Elle aborde, de façon très fine, le corps des femmes, ce corps qui n’est fait que pour subir le sexe et pour enfanter, le plaisir étant inexistant, sinon tabou : « Elle est nue et se regarde dans le miroir. Elle observe son corps vide. Elle n’est pas surprise comme la première fois, elle ne découvre rien de nouveau. L’image lui confirme crûment ce qu’elle avait vu auparavant : un corps chétif, des seins inutiles, des hanches trop étroites, et ce sexe broussailleux dans lequel vient se planter Anselme. Ce sexe qui ne lui procure ni vie, ni plaisir. »
Victoire découvre la sensualité en voyant le corps nu de Céleste et commence ainsi à apprivoiser son propre corps et à l’explorer : le toucher, le contact entre leurs peaux, les caresses qui donnent accès au désir, à la sensualité.
Leonor de Recondo aborde très bien, aussi, cette notion de ventre vide, infertile qui ne sert à rien, et l’importance d’avoir un enfant pour perpétuer la famille, et tous les secrets de famille qui peuvent s’y rapporter, se perpétuant au gré des générations…
L’enfant de Céleste deviendra celui de Victoire et l’honneur sera sauf. Mais comment devient-on mère ? Comment touche-t-on son enfant ? Qu’en est-il de l’instinct maternel ?
D’autres couples viennent s’articuler sur ce triangle, le couple d’amis (sont-ce vraiment des amis ou des faire-valoir?) et surtout Huguette et Pierre qui assurent l’intendance, le seul couple qui repose sur des bases solides et dont l’amour est sincère, malgré les difficultés de l’existence.
Leonor de Recondo a bien su approfondir tous les liens entre les personnages, et approche par petites touches, l’amour, le désir pour une autre femme, la maternité et le poids des préjugés, de l’Eglise…
J’ai retrouvé la plume efficace, pleine de poésie et le rythme, la musicalité de l’écriture, et la sensibilité de l’auteure, la précision des mots.
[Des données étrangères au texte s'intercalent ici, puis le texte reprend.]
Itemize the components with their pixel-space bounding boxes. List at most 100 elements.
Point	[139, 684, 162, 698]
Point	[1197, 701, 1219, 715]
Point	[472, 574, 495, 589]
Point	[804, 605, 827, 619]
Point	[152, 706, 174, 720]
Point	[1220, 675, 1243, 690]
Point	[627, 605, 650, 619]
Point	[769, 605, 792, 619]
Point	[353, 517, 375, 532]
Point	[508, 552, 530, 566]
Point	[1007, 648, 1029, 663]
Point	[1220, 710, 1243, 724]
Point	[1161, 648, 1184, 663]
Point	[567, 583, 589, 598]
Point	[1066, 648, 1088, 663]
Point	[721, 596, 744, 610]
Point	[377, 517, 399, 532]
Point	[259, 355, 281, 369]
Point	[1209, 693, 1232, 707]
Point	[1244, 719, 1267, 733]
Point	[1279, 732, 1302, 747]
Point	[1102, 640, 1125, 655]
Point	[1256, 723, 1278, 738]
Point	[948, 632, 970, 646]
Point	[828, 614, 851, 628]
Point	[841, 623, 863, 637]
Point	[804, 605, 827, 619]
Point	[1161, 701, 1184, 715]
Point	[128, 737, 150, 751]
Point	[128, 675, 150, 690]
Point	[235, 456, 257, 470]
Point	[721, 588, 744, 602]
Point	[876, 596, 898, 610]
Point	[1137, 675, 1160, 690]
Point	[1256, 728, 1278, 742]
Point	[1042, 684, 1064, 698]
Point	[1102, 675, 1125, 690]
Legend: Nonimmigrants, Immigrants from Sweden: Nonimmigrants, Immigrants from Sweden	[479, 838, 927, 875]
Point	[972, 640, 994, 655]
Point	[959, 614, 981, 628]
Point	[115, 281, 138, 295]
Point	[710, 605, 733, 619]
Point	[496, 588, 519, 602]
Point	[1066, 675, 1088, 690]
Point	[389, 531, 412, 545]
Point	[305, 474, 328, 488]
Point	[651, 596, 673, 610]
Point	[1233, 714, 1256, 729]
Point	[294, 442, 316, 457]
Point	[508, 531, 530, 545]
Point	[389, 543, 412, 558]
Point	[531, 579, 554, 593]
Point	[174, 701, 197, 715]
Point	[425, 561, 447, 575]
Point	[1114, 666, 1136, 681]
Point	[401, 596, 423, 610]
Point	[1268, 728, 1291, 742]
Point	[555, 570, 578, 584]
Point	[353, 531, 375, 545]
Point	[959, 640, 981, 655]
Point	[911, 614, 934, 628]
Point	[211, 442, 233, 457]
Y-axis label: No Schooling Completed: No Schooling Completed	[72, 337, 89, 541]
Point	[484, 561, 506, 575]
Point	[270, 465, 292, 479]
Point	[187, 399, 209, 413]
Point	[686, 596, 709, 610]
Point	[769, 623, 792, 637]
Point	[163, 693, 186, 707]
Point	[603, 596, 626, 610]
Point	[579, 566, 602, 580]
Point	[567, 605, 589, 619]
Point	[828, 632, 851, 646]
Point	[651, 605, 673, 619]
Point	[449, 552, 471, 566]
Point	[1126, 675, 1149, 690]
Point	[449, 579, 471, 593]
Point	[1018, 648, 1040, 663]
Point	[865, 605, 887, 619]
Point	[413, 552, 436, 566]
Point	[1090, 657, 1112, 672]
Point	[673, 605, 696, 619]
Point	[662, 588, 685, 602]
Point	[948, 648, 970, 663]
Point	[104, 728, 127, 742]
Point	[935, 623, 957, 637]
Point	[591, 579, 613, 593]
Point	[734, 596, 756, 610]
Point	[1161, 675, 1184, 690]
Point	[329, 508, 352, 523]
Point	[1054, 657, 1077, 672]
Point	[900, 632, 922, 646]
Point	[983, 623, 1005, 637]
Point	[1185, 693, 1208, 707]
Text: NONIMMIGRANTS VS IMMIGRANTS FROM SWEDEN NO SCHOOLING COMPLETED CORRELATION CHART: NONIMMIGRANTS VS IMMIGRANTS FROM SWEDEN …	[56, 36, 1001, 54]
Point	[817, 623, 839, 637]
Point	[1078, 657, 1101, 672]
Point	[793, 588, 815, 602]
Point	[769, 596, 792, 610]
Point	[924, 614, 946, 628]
J’ai bien aimé ce roman, qui est une ode au corps des femmes et à l’amour, mais je n’ai pas retrouvé la magie de « Pietra viva », peut-être parce que d’autres auteurs du XIXe (dont on n’est pas très loin, le roman se situant en 1908) ont abordé le statut de la femme de façon plus puissante.
Note : 8,5/10
Extraits :
Le ton de sa voix est posé, presque calme. Elle réalise soudain que la solitude, dans laquelle elle est née, l’oblige à toujours acquiescer. Si elle avait eu le choix – mais ce mot n’existe ni dans sa condition, ni dans son vocabulaire – elle aurait dit : « non ». Elle l’aurait même hurlé.
Elles n’osent pas encore bouger, mais seront bientôt prises de vertige. S’aimer de toutes leurs forces, c’est ce qu’elles feront, nuit après nuit. D’abord sans bouger, de peur de briser ce miracle cutané.
Victoire blottit sa tête dans le cou de la jeune femme, et pose sa main sur son épaule. Tout est incroyablement chaste. Victoire écoute leurs respirations qui se mêlent. Elle est contre ce corps si beau qu’elle a vu dans sa chambre, et puis, il y a son odeur, un parfum capiteux et âcre, quelque chose de piquant qui émeut les narines. La découverte de l’autre.
La guerre rapproche terriblement. C’est là qu’on se dit des choses qu’on ne se dirait jamais en temps de paix, de ces secrets qui ne dévoilent pas – comme l’a fait le père d’Anselme près d’un feu de camp, lors d’une soûlerie méticuleuse qui vous laisse les boyaux retournés et l’âme déchirée.
On m’a dit : « souris, aie des enfants ! » rien d’autre. Et, tu vois, je n’ai pas réussi. Sans toi, rien. Ni le sourire, ni Adrien. Pourquoi nous a-t-on tant menti durant notre enfance ? Sur la vie conjugale, sur tout ce qui est censé faire le bonheur d’une femme ?
Moi, je suis frêle, pour que la vie me porte là où bon lui semble… Avant toi, je vivais comme un automate. Un corps désarticulé et sans âme… Avant toi, quand je me regardais dans le miroir, je me trouvais laide. Tellement laide que je ne me suis regardée qu’une fois nue. Mon corps me semblait inutile.